Why does one necessarily need the triangle inequality

Question

I'm studying basic topological, metric and normed spaces and I am curious why one of the axioms of both a metric and a norm is the triangle inequality. It makes some sense to me having the triangle inequality satisfied sometimes, but I don't quite understand why you necessarily need it for a general metric/norm, since there are still topologies arising from it. Could someone maybe elaborate a little bit?

Answer 1

In a metric space, the triangle inequality says that if you go from point $x$ to point $y$ via point $z$, the distance is at least as big as the distance from $x$ to $y$. I find it hard to argue against that.

Besides the above philosophical fact, negating the the triangle inequality in a normed space is basically negating continuity of the sum: if $$\|a+b\|>\|a\|+\|b\|$$ for all $a$ in a subspace, then $$\|ta+b\|>\|ta\|+\|b\|$$ for all scalars $t$, and so if the sum is continuous we would the contradiction $\|b\|>\|b\|$.

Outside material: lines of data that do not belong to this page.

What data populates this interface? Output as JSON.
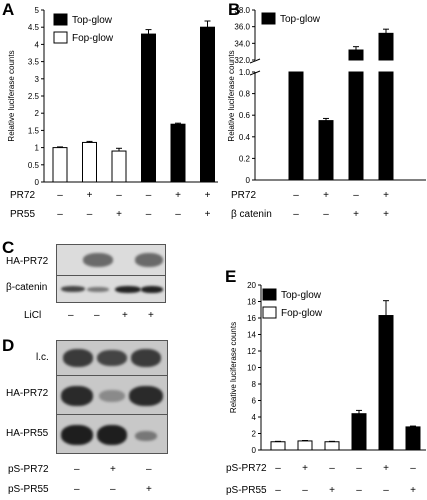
{
  "panels": {
    "A": {
      "letter": "A",
      "legend": [
        "Top-glow",
        "Fop-glow"
      ],
      "row_labels": [
        "PR72",
        "PR55"
      ]
    },
    "B": {
      "letter": "B",
      "legend": [
        "Top-glow"
      ],
      "row_labels": [
        "PR72",
        "β catenin"
      ]
    },
    "C": {
      "letter": "C",
      "blot_labels": [
        "HA-PR72",
        "β-catenin"
      ],
      "row_labels": [
        "LiCl"
      ],
      "row_signs": [
        [
          "–",
          "–",
          "+",
          "+"
        ]
      ]
    },
    "D": {
      "letter": "D",
      "blot_labels": [
        "l.c.",
        "HA-PR72",
        "HA-PR55"
      ],
      "row_labels": [
        "pS-PR72",
        "pS-PR55"
      ],
      "row_signs": [
        [
          "–",
          "+",
          "–"
        ],
        [
          "–",
          "–",
          "+"
        ]
      ]
    },
    "E": {
      "letter": "E",
      "legend": [
        "Top-glow",
        "Fop-glow"
      ],
      "row_labels": [
        "pS-PR72",
        "pS-PR55"
      ]
    }
  },
  "chart_data": [
    {
      "id": "A",
      "type": "bar",
      "ylabel": "Relative luciferase counts",
      "ylim": [
        0,
        5
      ],
      "yticks": [
        "0",
        "0.5",
        "1",
        "1.5",
        "2",
        "2.5",
        "3",
        "3.5",
        "4",
        "4.5",
        "5"
      ],
      "grid": false,
      "legend_position": "top-left",
      "series": [
        {
          "name": "Top-glow",
          "color": "#000000",
          "positions": [
            3,
            4,
            5
          ],
          "values": [
            4.3,
            1.68,
            4.5
          ],
          "errors": [
            0.13,
            0.03,
            0.18
          ]
        },
        {
          "name": "Fop-glow",
          "color": "#ffffff",
          "positions": [
            0,
            1,
            2
          ],
          "values": [
            1.0,
            1.15,
            0.9
          ],
          "errors": [
            0.02,
            0.03,
            0.08
          ]
        }
      ],
      "conditions": [
        {
          "label": "PR72",
          "signs": [
            "–",
            "+",
            "–",
            "–",
            "+",
            "+"
          ]
        },
        {
          "label": "PR55",
          "signs": [
            "–",
            "–",
            "+",
            "–",
            "–",
            "+"
          ]
        }
      ]
    },
    {
      "id": "B",
      "type": "bar",
      "ylabel": "Relative luciferase counts",
      "broken_axis": true,
      "lower_ylim": [
        0,
        1.0
      ],
      "lower_yticks": [
        "0",
        "0.2",
        "0.4",
        "0.6",
        "0.8",
        "1.0"
      ],
      "upper_ylim": [
        32.0,
        38.0
      ],
      "upper_yticks": [
        "32.0",
        "34.0",
        "36.0",
        "38.0"
      ],
      "grid": false,
      "legend_position": "top-left",
      "series": [
        {
          "name": "Top-glow",
          "color": "#000000",
          "positions": [
            0,
            1,
            2,
            3
          ],
          "values": [
            1.0,
            0.55,
            33.2,
            35.2
          ],
          "errors": [
            0.01,
            0.02,
            0.4,
            0.5
          ]
        }
      ],
      "conditions": [
        {
          "label": "PR72",
          "signs": [
            "–",
            "+",
            "–",
            "+"
          ]
        },
        {
          "label": "β catenin",
          "signs": [
            "–",
            "–",
            "+",
            "+"
          ]
        }
      ]
    },
    {
      "id": "E",
      "type": "bar",
      "ylabel": "Relative luciferase counts",
      "ylim": [
        0,
        20
      ],
      "yticks": [
        "0",
        "2",
        "4",
        "6",
        "8",
        "10",
        "12",
        "14",
        "16",
        "18",
        "20"
      ],
      "grid": false,
      "legend_position": "top-left",
      "series": [
        {
          "name": "Top-glow",
          "color": "#000000",
          "positions": [
            3,
            4,
            5
          ],
          "values": [
            4.4,
            16.3,
            2.8
          ],
          "errors": [
            0.4,
            1.8,
            0.1
          ]
        },
        {
          "name": "Fop-glow",
          "color": "#ffffff",
          "positions": [
            0,
            1,
            2
          ],
          "values": [
            1.0,
            1.1,
            1.0
          ],
          "errors": [
            0.05,
            0.05,
            0.05
          ]
        }
      ],
      "conditions": [
        {
          "label": "pS-PR72",
          "signs": [
            "–",
            "+",
            "–",
            "–",
            "+",
            "–"
          ]
        },
        {
          "label": "pS-PR55",
          "signs": [
            "–",
            "–",
            "+",
            "–",
            "–",
            "+"
          ]
        }
      ]
    }
  ]
}
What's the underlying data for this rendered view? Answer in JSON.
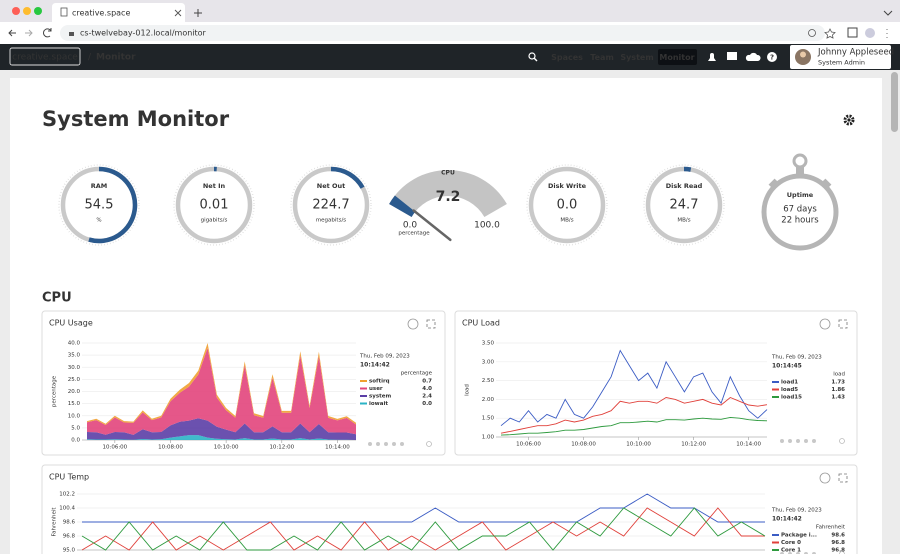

All in all, we usually want triangles where the sum of two sides is greater than the other side, and where the sum in our normed space is continuous. So we postulate the triangle inequality, which by the way is satisfied by scores of natural norms and distances.

Answer 2

One difficulty without the triangle inequality is that the set of open balls may fail to be a base for a topology, so there may be little,if any, relation between the "metric" and some usual, useful, topologies on the space.